Legal fraternity mourn high-profile lawyer
He was known for defending notorious criminals but Greg King will also be remembered as a passionate boxing fan who helped rescue a rugby league club from the brink of financial disaster.
Mr King, 43, a top Wellington lawyer, most recently successfully defended Ewen Macdonald against a charge of murdering Scott Guy.
Mr King's body was discovered at the bottom of Dungarvan Rd, Newlands, about 10.30am on Saturday.
His death is a suspected suicide and has been referred to the coroner.
Lawyers, convicted criminals, and victims' families all paid tribute to Mr King over the weekend - and yesterday he was remembered as a man committed to giving something back to the local sporting community.
Wainuiomata Rugby League Club spokesman Simon Itula said Mr King played a significant role in rescuing the club from serious financial trouble when he became involved as a sponsor in 2008.
He later became a committee and executive member of the club.
Mr King's legal knowledge and business skills were invaluable, Mr Itula said.
"He was just hugely inspirational and always positive. Even though we knew we were struggling and we felt there was no way out, he would always come in and allow us to remain positive."
Mr King's death left "a huge hole" the club would struggle to fill, Mr Itula said.
"Not having his wisdom, his humour and his guidance - it will have a pretty big impact on us for sure. How could you fill shoes like that?"
A fortnight ago Mr King was MC at the Mexted Suzuki Charity Fight Night in Upper Hutt in front of a 1200-strong crowd.
Wellington Boxing Association chairman Ian Scott said he first discovered Mr King had an interest in boxing in 2002.
"What a lot of people don't realise is that he was very, very keen on boxing.
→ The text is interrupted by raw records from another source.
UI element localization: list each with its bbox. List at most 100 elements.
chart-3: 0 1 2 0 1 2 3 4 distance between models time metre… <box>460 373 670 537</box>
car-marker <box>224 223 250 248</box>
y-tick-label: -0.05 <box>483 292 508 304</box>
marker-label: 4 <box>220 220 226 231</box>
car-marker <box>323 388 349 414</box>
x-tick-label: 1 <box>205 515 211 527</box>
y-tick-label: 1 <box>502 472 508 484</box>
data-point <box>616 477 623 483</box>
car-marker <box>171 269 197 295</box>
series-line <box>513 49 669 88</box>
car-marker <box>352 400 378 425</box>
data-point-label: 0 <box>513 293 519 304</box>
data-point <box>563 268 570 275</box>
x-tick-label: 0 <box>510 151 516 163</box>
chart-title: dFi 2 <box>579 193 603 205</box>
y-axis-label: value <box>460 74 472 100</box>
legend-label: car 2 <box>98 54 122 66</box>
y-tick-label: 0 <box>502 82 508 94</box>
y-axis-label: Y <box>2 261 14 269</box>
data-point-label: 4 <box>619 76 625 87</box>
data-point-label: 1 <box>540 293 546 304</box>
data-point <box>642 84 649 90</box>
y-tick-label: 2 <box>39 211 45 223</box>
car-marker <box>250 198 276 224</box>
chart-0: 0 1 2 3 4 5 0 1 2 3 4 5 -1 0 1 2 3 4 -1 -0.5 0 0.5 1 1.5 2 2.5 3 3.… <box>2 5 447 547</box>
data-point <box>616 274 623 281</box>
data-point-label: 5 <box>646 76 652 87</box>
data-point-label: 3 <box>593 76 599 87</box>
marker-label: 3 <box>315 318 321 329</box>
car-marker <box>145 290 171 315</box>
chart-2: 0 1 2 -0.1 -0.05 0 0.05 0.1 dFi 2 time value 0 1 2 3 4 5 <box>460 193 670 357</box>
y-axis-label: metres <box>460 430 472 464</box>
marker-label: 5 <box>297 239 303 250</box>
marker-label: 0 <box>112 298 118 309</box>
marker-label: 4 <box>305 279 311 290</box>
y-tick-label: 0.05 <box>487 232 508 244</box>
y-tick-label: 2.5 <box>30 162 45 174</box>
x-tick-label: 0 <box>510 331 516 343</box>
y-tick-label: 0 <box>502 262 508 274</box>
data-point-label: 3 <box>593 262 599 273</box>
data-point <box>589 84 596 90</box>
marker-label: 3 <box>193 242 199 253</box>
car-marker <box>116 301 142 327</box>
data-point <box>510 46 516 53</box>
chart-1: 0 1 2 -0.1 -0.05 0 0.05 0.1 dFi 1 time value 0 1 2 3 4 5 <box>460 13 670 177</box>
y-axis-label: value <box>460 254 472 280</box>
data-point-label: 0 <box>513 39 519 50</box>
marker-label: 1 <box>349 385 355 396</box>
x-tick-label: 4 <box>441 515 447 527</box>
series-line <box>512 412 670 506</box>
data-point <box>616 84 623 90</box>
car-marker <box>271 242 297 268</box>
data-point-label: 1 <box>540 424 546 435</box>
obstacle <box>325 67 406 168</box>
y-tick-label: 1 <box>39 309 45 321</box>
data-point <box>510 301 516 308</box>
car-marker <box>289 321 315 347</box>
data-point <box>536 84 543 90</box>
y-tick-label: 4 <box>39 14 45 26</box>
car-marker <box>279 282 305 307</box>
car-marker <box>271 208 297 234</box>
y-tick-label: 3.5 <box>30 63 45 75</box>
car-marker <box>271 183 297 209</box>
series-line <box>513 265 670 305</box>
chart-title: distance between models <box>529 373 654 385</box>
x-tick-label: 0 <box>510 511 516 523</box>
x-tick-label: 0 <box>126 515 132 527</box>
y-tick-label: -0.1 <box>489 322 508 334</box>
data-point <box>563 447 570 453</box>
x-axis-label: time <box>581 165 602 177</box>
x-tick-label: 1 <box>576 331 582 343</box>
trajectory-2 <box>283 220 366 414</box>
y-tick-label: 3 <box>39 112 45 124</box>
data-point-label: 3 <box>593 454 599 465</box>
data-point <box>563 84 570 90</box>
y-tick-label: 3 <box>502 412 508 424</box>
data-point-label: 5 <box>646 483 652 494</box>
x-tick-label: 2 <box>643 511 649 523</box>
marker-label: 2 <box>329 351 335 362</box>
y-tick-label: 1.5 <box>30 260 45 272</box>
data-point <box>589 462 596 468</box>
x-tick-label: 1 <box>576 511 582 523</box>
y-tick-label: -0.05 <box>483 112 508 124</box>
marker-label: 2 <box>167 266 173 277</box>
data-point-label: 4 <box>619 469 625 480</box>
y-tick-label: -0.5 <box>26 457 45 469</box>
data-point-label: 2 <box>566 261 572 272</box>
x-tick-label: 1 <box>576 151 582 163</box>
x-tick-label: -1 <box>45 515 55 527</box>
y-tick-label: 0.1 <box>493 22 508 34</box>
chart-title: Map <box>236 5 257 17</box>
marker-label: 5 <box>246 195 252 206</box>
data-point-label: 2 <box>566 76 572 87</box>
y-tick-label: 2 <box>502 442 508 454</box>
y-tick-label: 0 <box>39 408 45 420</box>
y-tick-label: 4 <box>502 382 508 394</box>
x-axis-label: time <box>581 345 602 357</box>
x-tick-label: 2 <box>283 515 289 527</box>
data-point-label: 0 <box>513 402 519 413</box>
He was very, very knowledgeable.
"He's a showman, Greg, and his natural flair just took over and you could see he was enjoying something that was removed from his normal."
Former Wellington District Law Society president Gary Turkington said he returned from overseas last week and contacted Mr King on Thursday about a criminal appeal the pair were working on together. "Let's return to the saga," Mr King had said to him.
"He was bright-eyed and bushy-tailed and there was nothing to suggest for one moment that there was anything amiss.
"He was very affable and enormously liked and had the gift of the gab, which is pretty essential if you're in criminal work.
"He'll be sorely missed."
Mr Turkington said the pair had discussed Mr King's battle with diabetes.
"It didn't seem to unduly bother him. It didn't for one moment cloud his thinking as far as I could determine."
It is understood Mr King missed the judge's summing-up in a manslaughter trial in Wellington last Wednesday to attend a medical appointment.
Former MP and fellow Wellington lawyer Stephen Franks said he would remember Mr King as a man deeply concerned about issues of law reform.
"For me Greg was like coming across an oasis in the desert.
"It was so refreshing to find someone who wanted to put time into improving it [the legal system] and open-minded about the criticisms."
Attorney-General Christopher Finlayson said Mr King had achieved "a huge amount" despite his relative youth.
The father of two young children - Pippa, 5, and Millie, 4 - Mr King ran a law practice with his wife, Catherine Milnes-King, out of Lower Hutt.
As well as Ewen Macdonald, he acted for Clayton Weatherston, John Barlow, Scott Watson and Bruce Howse.
Police are appealing for sightings of Mr King's silver Mercedes-Benz in the Newlands area from midday Friday.